The life of a freelancer can be an exciting one. You are able to choose your own hours, work from anywhere and your earnings aren’t capped.
However, the downside is that unlike a 9-to-5 job, you need to constantly promote yourself. You need a system for finding new clients and convincing them to work with you. This means sending out a lot of proposals.
The better your proposal, the higher the likelihood of winning a contract. Notably, most businesses and high paying clients will insist on a proposal.
In this article, I will show you how to create excellent proposals so that you win more work.
A proposal which is too long will simply not get read. It should be straight to the point and easy to read. Read it out loud to check that it flows nicely, and sounds convincing.
One area freelancers fall short is making the proposal about themselves.
Your client only cares about what you can do for them. It should answer 3 questions:
1) What can you do for me?
State how your work will make a measurable difference to their business- whether that is more traffic, clients or revenue. You can back this up using results from previous clients.
If you don’t have relevant work, you will need to place more emphasis on how your skills make you the best freelancer for the job.
2) Why are you the best person to do this?
Seeing is believing; therefore, add relevant images or video to your proposal. Ask for permission from previous clients. Again if you don’t have relevant samples, you will need to create a clear picture of what you can provide. For instance, you could take them through a plan you have in mind, and how it will bring the results they want.
Some proposal templates, like this one, allow you to add video and other interactive elements. Personally, I have seen a 50% increase to my business by incorporating videos. This is because potential clients can clearly see what I can do.
Plus, it shows a degree of professionalism, and determination to win the job. If you are camera shy, a voice over with a screen capture is fine.
3) How can we proceed?
Make it clear what the next steps are. In most cases you will need some files from there. Split the project up into milestones, and set deadlines. This ensures that you get the files you need on time, so that the project can be completed on time.
Include the cost, and your payment terms. Some clients will try to change the terms later. The clearer they are, the better for you. It also helps to stop the client from contacting you everyday about deliverables.
How to make your proposal extraordinary
The points I have discussed above are used by top level freelancers; however, you want your proposal to be so good they can’t say no.
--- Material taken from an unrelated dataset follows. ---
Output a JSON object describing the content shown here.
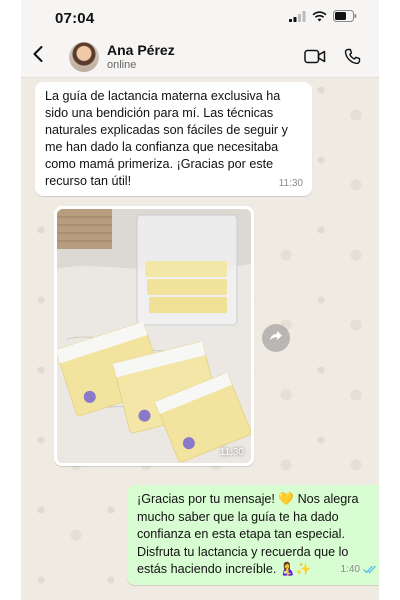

Right?
Solve their biggest problem
Your proposal must be tailored to their problem. This is why I am not a big fan of templates. They reduce the time it takes to create a proposal but at the expense of effectiveness. This is what separates freelancers scraping to get by from those who live amazing lives. The bigger the problem, the more money you can charge. And if you are a good freelancer, your work will get them results. Give them a good idea of the return on their investment
Notably, most freelancers focus on price when writing a proposal. They try to undercut other applicants. And sure, some clients will pick the cheapest. However, I have lost count of the number of times when a client has come to me after a cheap freelancer has produced work they can’t use. Notably, it is difficult to build a freelance career on clients who only focus on price. You will end up working longer hours, and bump into more problems.
Predict their questions
An excellent proposal leaves the client asking “Where do I sign?”. They need to believe that you are the only person who can complete the task. What I like to do is to annotate my proposal and predict questions, such as “Why does stage 1 cost $1000?”. This gives me an opportunity to highlight the work and research involved. In some cases iWork with other freelancers in order to produce great work. Managing and paying them obviously increases the cost.
The more questions you answer in your proposal, the easier it is to win projects.
I hope you found this article useful, but I would like to end with some more tips.
A key part of being a freelancer is staying determined. You will come across a lot of rejection and rude clients. However, if you don’t keep finding opportunities, and sending out proposals you won’t win any work. Sure, you can use freelance jobs sites; however, they are designed to attract clients who only focus on price. As a result, all the time you spent crafting your proposal could be for nothing.
Many of my close friends work as freelancers full time, and make a good living out of it. A similarity they all share is that they find their own clients. One of them sends out 20 video proposals a day. This might seem like a lot but each proposal takes about 5 minutes to create. Setting daily marketing targets ensures that you have a constant flow of clients, work and most importantly, money coming in.
Freelancing isn’t about working less, as some ‘influencers’ would like you to believe. In fact, freelancers tend to work longer hours than 9-to-5 workers. The challenges of freelance work are overshadowed by the freedom it brings.
Just to recap, here is what we covered in this article about creating a better proposal:
- Plan out your proposal so that it is easy to read.
- State the benefits of working with you.
- Show that you can solve their problem.
- Use visual elements to make your proposal more attractive and professional.
- Send out proposals on a regular basis. The more you send, the greater your chances of winning work.